On his income tax returns, my father would always write “farmer” as his profession. It was only a marginally accurate description of a job that required equal measures of animal-husbandry knowledge and marketing mojo. During the summer, his job also became mine, and since my dad was never one for coddling, he’d instruct the foreman to give me one of the farm's lesser-envied tasks -- cleaning up the fencerows.
Summer on the edge of the Ohio valley is usually humid (at least up until August) and always hot. The air hangs torpid and heavy, sheltered from cooling breezes by a bowl-like topography. And as long as there’s at least a little rain, the grass grows and grows and keeps on growing. Our farm wasn’t all that large, but it was subdivided by loops of tar-coated fence, miles of it. Regular sweeps with the riding- and tractor-drawn mowers kept the grass in check everywhere except directly under the fencerows, where it stood up like a cowlick. That was where I came in.

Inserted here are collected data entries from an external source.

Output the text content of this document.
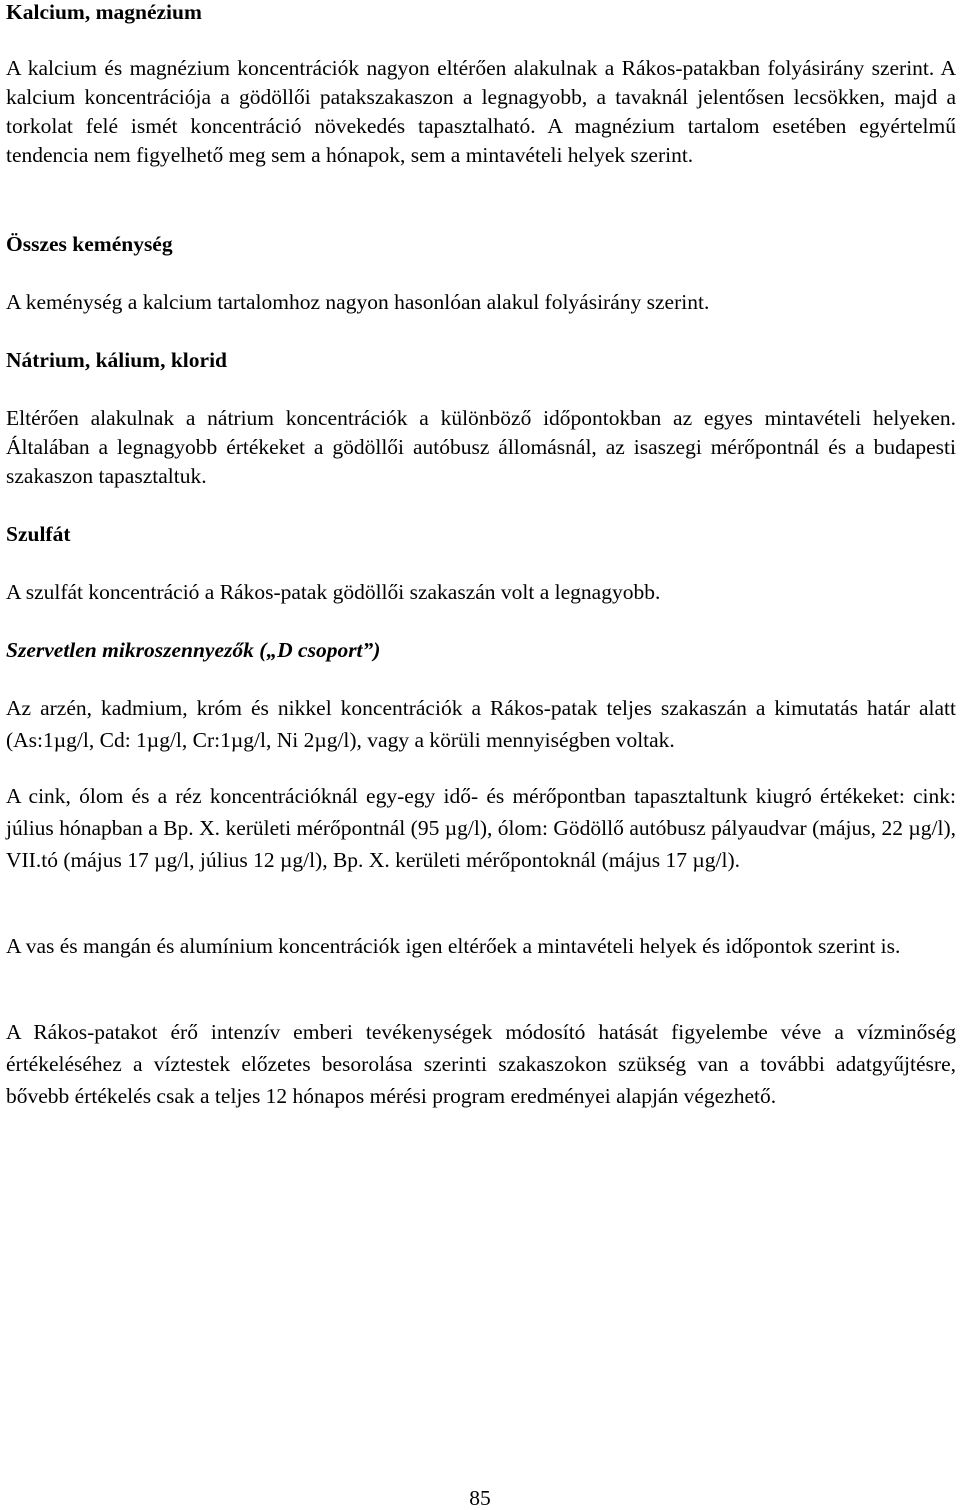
Kalcium, magnézium

A kalcium és magnézium koncentrációk nagyon eltérően alakulnak a Rákos-patakban folyásirány szerint. A kalcium koncentrációja a gödöllői patakszakaszon a legnagyobb, a tavaknál jelentősen lecsökken, majd a torkolat felé ismét koncentráció növekedés tapasztalható. A magnézium tartalom esetében egyértelmű tendencia nem figyelhető meg sem a hónapok, sem a mintavételi helyek szerint.

Összes keménység

A keménység a kalcium tartalomhoz nagyon hasonlóan alakul folyásirány szerint.

Nátrium, kálium, klorid

Eltérően alakulnak a nátrium koncentrációk a különböző időpontokban az egyes mintavételi helyeken. Általában a legnagyobb értékeket a gödöllői autóbusz állomásnál, az isaszegi mérőpontnál és a budapesti szakaszon tapasztaltuk.

Szulfát

A szulfát koncentráció a Rákos-patak gödöllői szakaszán volt a legnagyobb.

Szervetlen mikroszennyezők („D csoport”)

Az arzén, kadmium, króm és nikkel koncentrációk a Rákos-patak teljes szakaszán a kimutatás határ alatt (As:1µg/l, Cd: 1µg/l, Cr:1µg/l, Ni 2µg/l), vagy a körüli mennyiségben voltak.

A cink, ólom és a réz koncentrációknál egy-egy idő- és mérőpontban tapasztaltunk kiugró értékeket: cink: július hónapban a Bp. X. kerületi mérőpontnál (95 µg/l), ólom: Gödöllő autóbusz pályaudvar (május, 22 µg/l), VII.tó (május 17 µg/l, július 12 µg/l), Bp. X. kerületi mérőpontoknál (május 17 µg/l).

A vas és mangán és alumínium koncentrációk igen eltérőek a mintavételi helyek és időpontok szerint is.

A Rákos-patakot érő intenzív emberi tevékenységek módosító hatását figyelembe véve a vízminőség értékeléséhez a víztestek előzetes besorolása szerinti szakaszokon szükség van a további adatgyűjtésre, bővebb értékelés csak a teljes 12 hónapos mérési program eredményei alapján végezhető.

85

The foreman would load me, a weedeater, a fuel tank and a jug of water into the creaky red pickup. I’d be set down at the start of a row, my fuel and water dropped off a place the foreman estimated I could reach by noon. The weedeater usually took a few cranks to start, and by the time I got it going the pickup would’ve receded into the distance. Sweat already starting at the back of my neck, I’d look down the row and think, There’s just no way.
There was a way, of course, and it was simple: You go from one post to the next until you’re done and you don’t stare down that never-ending, confidence-breaking stretch of fence. It was a lesson well-learned, one I try to remember whenever I’m looking at an even-longer expanse -- that of a blank sheet of paper.